21/02/2024
Compte rendu du livre ‘Le nouvel o***m des progressistes’ de Pierre-André Taguieff, paru aux éditions Gallimard, 2023.
Si la lutte contre l’antisémitisme, dont l’auteur s’est fait une spécialité, demande la plus grande persévérance d’où qu’il vienne, l’étude du conflit israélo-palestinien qu’il aborde dans cet opuscule exige une objectivité rarement atteinte. Le traitement médiatique pour le moins tendancieux qui lui est réservé le prouve amplement... Reprenant le titre d’un ancien livre de R. Aron (“L’o***m des intellectuels”), l’auteur s’en prend ici de façon polémique, une fois de plus, à ce qu’il appelle depuis une vingtaine d’années l’islamo-gauchisme, expression au fond trompeuse dans la mesure où la gauche laïque ne saurait soutenir l’islam en lui-même mais plutôt des populations socialement opprimées qui se trouvent être musulmanes sur le plan religieux.
Plutôt que de citer à ce sujet tel ou tel chanteur ou humoriste de troisième ordre, l’auteur aurait mieux fait d’analyser un recueil de textes que R. Aron, précisément, avait publié autrefois (“De Gaulle, Israël et les Juifs”) et qu’il ne mentionne pas !
Tout d’abord, sur l’amalgame imposé entre antisémitisme et antisionisme, il faut préciser que si le premier vise une appartenance religieuse au judaïsme, le second rejette une idéologie politique apparue au XIXe siècle dont les éléments sont empruntés au socialisme et au nationalisme européen, qui l’un et l’autre sont totalement étrangers à la religion juive. C’est d’ailleurs peut-être pour cette raison que Aron ne se disait pas sioniste (“Le temps du soupçon”) et qu’il se refusait à “soutenir inconditionnellement la politique” de l’État israélien, dont on dit qu’il est à l’origine d’une des plus longues occupations militaires de l’histoire contemporaine (P. Anderson). Aron sur ce point avait fait preuve d’une grande lucidité et même de compassion à l’égard des Palestiniens, de leur souffrance et de leur humiliation. “L’État d’Israël, [disait-il en 1962], a été taillé à grands coups d’épée – à cet égard enfin, les Juifs ont réussi à ressembler fidèlement aux Gentils.

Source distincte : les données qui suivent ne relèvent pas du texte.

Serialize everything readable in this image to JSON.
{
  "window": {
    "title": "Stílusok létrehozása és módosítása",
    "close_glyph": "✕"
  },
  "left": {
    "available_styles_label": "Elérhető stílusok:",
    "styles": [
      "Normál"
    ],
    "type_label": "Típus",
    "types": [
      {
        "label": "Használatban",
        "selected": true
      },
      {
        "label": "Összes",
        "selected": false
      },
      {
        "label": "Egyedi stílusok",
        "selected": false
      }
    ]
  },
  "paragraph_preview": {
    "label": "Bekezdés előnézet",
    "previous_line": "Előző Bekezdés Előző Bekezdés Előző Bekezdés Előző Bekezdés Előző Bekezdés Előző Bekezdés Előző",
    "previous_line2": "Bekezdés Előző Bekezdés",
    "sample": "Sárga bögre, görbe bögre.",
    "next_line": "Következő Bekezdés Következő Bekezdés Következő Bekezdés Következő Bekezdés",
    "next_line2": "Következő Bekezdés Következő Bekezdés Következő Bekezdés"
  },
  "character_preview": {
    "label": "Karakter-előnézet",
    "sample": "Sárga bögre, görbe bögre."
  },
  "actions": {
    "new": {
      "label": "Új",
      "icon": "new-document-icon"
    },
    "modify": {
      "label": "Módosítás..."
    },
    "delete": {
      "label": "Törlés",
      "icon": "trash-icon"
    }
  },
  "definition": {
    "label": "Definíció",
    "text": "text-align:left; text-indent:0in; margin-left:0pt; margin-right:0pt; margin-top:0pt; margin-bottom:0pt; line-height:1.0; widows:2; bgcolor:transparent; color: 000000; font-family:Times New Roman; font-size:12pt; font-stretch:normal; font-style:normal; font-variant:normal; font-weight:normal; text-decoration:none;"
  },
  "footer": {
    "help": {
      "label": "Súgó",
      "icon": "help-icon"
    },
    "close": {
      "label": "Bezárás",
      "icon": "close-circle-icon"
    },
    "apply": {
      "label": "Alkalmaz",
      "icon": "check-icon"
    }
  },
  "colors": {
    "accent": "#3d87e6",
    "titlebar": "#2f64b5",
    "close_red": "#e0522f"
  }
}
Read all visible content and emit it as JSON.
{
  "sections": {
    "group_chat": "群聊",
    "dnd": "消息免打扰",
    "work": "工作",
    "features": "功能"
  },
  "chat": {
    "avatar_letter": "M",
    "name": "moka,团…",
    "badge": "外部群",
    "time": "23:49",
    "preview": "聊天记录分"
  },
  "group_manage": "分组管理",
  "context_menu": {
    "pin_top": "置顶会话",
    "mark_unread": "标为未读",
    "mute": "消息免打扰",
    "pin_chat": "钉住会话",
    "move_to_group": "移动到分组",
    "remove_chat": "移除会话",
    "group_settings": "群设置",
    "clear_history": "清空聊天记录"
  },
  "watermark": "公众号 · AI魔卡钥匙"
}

Mais, du même coup, l’hostilité du monde arabe devient intelligible, inévitable et, selon toute probabilité, irréductible.”
Contrairement à ce qu’affirme P.-A. Taguieff, le sionisme s’est par ailleurs lui-même dès l’origine doté d’une structure mondiale (OSM) dans le but de promouvoir ses objectifs, ce qui n’a donc pas de rapport avec le complotisme (p. 10) qu’il réprouve. J. Mearsheimer, dans un ouvrage central sur “Le lobby pro-israélien et la politique étrangère américaine” (2007), a montré avec beaucoup de rigueur et de précision, quelle était la réalité de ce problème géopolitique, sans doute le plus complexe de notre époque.
Enfin, beaucoup d’observateurs qui ne sont pas vraiment de gauche, comme l’ambassadeur G. Araud, le général Yakovleff et même le philosophe L. Ferry, n’hésitent plus à parler à l’heure actuelle d’épuration ethnique concernant Israël.